Взгляд, которым Ёнджун его наградил, был по меньшей мере лютым, как январская метель. На секунду Субин даже подумал, что омега сейчас скажет что-то резкое, ядом отравит и лезвием полоснёт, но тот только с присвистом выдохнул и отвернулся к окну.
— Что я такого сказал?
— Ничего, — отрезал Ёнджун.
— Я же вижу, что ты обиделся. Скажи мне, на что конкретно, и я больше не буду говорить этого, — убедительно проговорил Субин.
— Я не хочу об этом говорить, — ответил Ёнджун. — И не хочу тратить своё время. Два раза повторять не буду.
Субин подавил вспышку гнева и со вздохом заставил себя успокоиться.
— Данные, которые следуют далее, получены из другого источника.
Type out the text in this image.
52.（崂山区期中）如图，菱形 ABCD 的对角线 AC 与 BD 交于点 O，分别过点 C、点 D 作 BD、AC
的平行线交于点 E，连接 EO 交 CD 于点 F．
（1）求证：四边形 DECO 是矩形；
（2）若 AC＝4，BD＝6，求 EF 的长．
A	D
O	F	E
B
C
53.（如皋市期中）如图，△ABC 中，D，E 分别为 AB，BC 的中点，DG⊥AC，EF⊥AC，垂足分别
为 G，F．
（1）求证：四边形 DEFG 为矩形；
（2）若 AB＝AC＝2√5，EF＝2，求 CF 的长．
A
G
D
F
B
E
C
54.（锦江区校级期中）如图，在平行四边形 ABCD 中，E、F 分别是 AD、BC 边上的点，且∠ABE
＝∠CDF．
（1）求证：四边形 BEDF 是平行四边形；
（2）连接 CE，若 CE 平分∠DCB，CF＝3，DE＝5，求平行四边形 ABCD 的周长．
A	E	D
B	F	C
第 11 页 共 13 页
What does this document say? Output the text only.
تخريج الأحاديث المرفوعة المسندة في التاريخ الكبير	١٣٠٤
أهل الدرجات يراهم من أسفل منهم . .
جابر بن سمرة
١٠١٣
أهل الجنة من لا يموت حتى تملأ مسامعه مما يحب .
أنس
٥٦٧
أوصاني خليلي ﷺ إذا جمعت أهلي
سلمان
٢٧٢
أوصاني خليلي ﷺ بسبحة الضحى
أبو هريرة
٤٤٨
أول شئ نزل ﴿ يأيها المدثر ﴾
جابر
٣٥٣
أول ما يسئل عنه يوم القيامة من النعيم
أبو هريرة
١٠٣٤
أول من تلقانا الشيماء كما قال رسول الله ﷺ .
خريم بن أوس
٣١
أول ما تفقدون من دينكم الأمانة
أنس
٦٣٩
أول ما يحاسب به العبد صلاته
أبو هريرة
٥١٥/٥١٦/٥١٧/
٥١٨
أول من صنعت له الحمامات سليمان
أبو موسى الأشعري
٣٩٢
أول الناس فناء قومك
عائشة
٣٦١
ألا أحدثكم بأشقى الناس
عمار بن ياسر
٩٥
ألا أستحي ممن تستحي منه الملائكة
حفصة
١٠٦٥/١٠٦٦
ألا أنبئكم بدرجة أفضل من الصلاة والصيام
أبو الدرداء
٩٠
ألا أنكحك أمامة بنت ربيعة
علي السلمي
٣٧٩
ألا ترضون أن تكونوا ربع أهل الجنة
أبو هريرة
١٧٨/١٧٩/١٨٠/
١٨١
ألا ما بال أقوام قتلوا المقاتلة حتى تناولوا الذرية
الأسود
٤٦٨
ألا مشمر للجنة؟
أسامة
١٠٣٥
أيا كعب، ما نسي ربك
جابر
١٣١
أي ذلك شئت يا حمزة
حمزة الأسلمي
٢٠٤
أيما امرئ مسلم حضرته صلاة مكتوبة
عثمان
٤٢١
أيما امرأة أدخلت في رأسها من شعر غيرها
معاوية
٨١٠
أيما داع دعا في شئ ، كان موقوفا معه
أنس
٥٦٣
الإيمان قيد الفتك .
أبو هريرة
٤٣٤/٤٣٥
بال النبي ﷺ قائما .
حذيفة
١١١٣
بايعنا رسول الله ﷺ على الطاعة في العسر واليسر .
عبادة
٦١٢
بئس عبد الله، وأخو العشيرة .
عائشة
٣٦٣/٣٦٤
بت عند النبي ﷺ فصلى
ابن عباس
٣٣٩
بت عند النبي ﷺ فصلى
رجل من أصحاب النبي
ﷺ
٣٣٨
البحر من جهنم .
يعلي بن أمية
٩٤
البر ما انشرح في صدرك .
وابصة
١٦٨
Всё-таки… какой нервный!
Альфа поймал на себе взгляд водителя через зеркало заднего вида и решил помолчать, в конце концов, они были не в полном одиночестве, а ссориться со своим новоиспечённым супругом себе дороже. Эти люди потом вернутся в город и распустят бог знает какое слухи.
И таким образом, следующий час они провели в полном молчании, под едва слышную музыку проигрывателя и шуршание колёс по трассе. Лёгкая пасмурная погода сменилась тяжёлыми облаками, грозящими пролиться дождём; стало темнее, а дорога завихляла вверх и вниз и закрутилась на подъезде к горам. На одном из поворотов Субин не сдержался:
— Смотри! Это и есть гора Мёхянсан! Видишь? Она ещё далеко, пока что кажется маленькой, голубая корона вон там… Это мой дом.
Он довольно заворчал, взбудораженный видом гор, и Ёнджун сменил гнев на милость, слабо улыбнувшись и проговорив:
— Красивая.
— Видишь, мы уже подъезжаем, пейзаж сменился, — Субин показал на большую гряду впереди: — На это гряде стоит заграждение. Это граница наших территорий. Досюда могут добегать наши разведчики, и всё от этой гряды до границы — наша заповедная зона, которую никто не может трогать. Самая огромная территория во всей Корее. А с той стороны мы сейчас будем проезжать Драконье озеро, — Субин показал в окно Ёнджуна. — Тебе будет его отлично видно. В такую погоду оно серебряного цвета, как будто там и правда лежит дракон. И…
— Субин, — тихо прервал его Ёнджун. — Не приближайся, пожалуйста.
Альфа осёкся, внутри него всё ухнуло вниз — он не заметил, как подполз ближе, чтобы подобраться к окну Ёнджуна. Медленно, он отклонился назад, возвращаясь на своё место, но на сей раз холодность омеги его действительно задела.
— Прости, — проговорил он и замолк. Ёнджун протянул к нему руку, но Субин покачал головой и отвернулся: — Не надо.
— Ты как открытая книга, — сказал Ёнджун. Субин пах можжевельником, но когда пугался или расстраивался, в запахе сквозила сырость вместо свежести мяты, и можно было догадаться, что сейчас его запах был сырым насквозь.
В окне мелькнуло сетчатое ограждение с большой жестяной табличкой "ЗАПОВЕДНАЯ ЗОНА", покрытой бурым налетом по краям. Воздух стал мрачнее и свежее, словно назревала буря, и корона горной гряды Мёхянсан стала яснее и ближе.